Scholastic Theology of Inflation Watch
Scholastic econotheologians say inflation can arise from no previous direct cause. But c`an inflation arise ex nihilo? Modeled Behavior say no:
Immaculate Inflation « Modeled Behavior: "We can take a step back and interpret these events as saying liquidity demand is being satiated. Or, we can take a micro perspective and say that the demand for goods and services in these markets is increasing. Either way we look at it, however, demand driven inflation should be drive a rise in production. In an economy with little unemployment we would expect this to bid up wages as employers competed for scarce labor. The result would simply be higher prices and wages and a distortion of long term contracts like mortgages.
However, in an economy with high unemployment we should expect some of this to result in an increase in hiring. Thus I see when I see rents rising, I think that means that construction employment will rise. When I see new car prices rising I think that means manufacturing employment will rise.... [B]y looking at a the economy on a market by market basis we should be able to tell which is which. This is one reason why inflation driven by gasoline prices is “bad.” It almost certainly represents an increase in the price of a commodity – oil and a reduction in the supply of gasoline.
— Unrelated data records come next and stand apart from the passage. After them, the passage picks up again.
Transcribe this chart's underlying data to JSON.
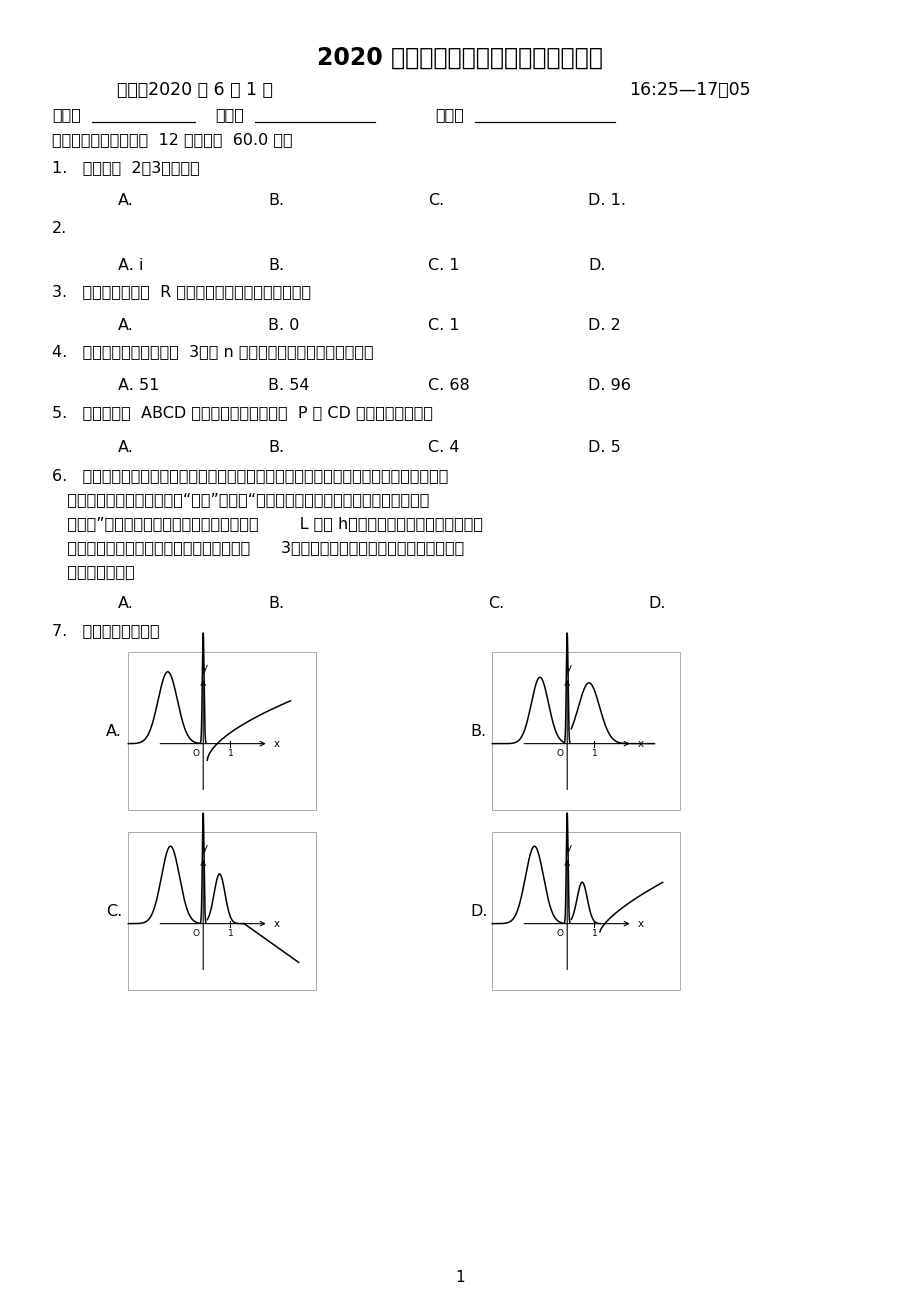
{
  "bg_color": "#ffffff",
  "title": "2020 居高三数学（理）第十次周测试卷",
  "subtitle_left": "时间：2020 年 6 月 1 日",
  "subtitle_right": "16:25—17：05",
  "name_label": "姓名：",
  "class_label": "班级：",
  "score_label": "得分：",
  "section1": "一、选择题（本大题共  12 小题，共  60.0 分）",
  "q1": "1.   已知集合  2，3，，，则",
  "q1_options": [
    "A.",
    "B.",
    "C.",
    "D. 1."
  ],
  "q2": "2.",
  "q2_options": [
    "A. i",
    "B.",
    "C. 1",
    "D."
  ],
  "q3": "3.   若函数是定义在  R 上的奇函数，，当时，，则实数",
  "q3_options": [
    "A.",
    "B. 0",
    "C. 1",
    "D. 2"
  ],
  "q4": "4.   已知等差数列的公差为  3，前 n 项和为，且，，成等比数列，则",
  "q4_options": [
    "A. 51",
    "B. 54",
    "C. 68",
    "D. 96"
  ],
  "q5": "5.   在直角梯形  ABCD 中，已知，，，，，若  P 为 CD 的中点，则的値为",
  "q5_options": [
    "A.",
    "B.",
    "C. 4",
    "D. 5"
  ],
  "q6_lines": [
    "6.   算数书竹简与上世纪八十年代在湖北省江陵县张家山出土，这是我国现存最早的有系统",
    "   的数学典籍．其中记载有求“囷盖”的术：“置如其周，令相承也．又以高乘之，三十",
    "   六成一”该术相当于给出了由圆锥的底面周长        L 与高 h，计算器体积的近似公式．它实",
    "   際上是将圆锥体积公式中的圆周率近似取为      3，那么近似公式相当于圆锥体积公式中的",
    "   圆周率近似取为"
  ],
  "q6_options": [
    "A.",
    "B.",
    "C.",
    "D."
  ],
  "q7": "7.   函数的图象大致是",
  "page_num": "1"
}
This means that we expect contraction in the gasoline market. In addition through income effects we should expect a contract in the demand in other individual markets.
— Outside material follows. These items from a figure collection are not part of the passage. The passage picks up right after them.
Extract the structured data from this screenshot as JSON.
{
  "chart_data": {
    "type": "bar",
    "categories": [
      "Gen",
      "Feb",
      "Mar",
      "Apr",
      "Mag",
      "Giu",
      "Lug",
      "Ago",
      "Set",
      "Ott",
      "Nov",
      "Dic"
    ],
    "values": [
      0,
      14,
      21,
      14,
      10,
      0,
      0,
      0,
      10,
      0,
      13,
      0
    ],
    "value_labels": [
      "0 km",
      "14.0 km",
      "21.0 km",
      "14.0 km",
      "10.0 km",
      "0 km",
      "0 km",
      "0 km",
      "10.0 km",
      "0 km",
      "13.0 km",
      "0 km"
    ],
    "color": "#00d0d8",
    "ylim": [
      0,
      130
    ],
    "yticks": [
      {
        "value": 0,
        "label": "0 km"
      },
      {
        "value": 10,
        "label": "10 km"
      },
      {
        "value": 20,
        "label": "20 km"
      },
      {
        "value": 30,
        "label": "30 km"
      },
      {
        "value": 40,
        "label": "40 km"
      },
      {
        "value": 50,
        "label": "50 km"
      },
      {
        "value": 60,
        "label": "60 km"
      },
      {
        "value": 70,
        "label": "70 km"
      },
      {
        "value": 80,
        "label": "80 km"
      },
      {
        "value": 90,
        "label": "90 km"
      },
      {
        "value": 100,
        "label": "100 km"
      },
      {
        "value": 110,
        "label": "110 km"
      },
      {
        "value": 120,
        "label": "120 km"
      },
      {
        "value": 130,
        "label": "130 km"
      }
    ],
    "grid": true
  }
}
When inflation is coming through the commodity markets it means that either the commodity is in short supply generally or that it is being pulled away from the US market by demand elsewhere. In either case the result is less real resources available for US households and firms.
However, when inflation is coming through the final goods market it means that real resources are being pulled towards US households and firms. That implies both that US households and firms are trading out of cash and into real goods and that the net effect in each individual market will be an increase in output.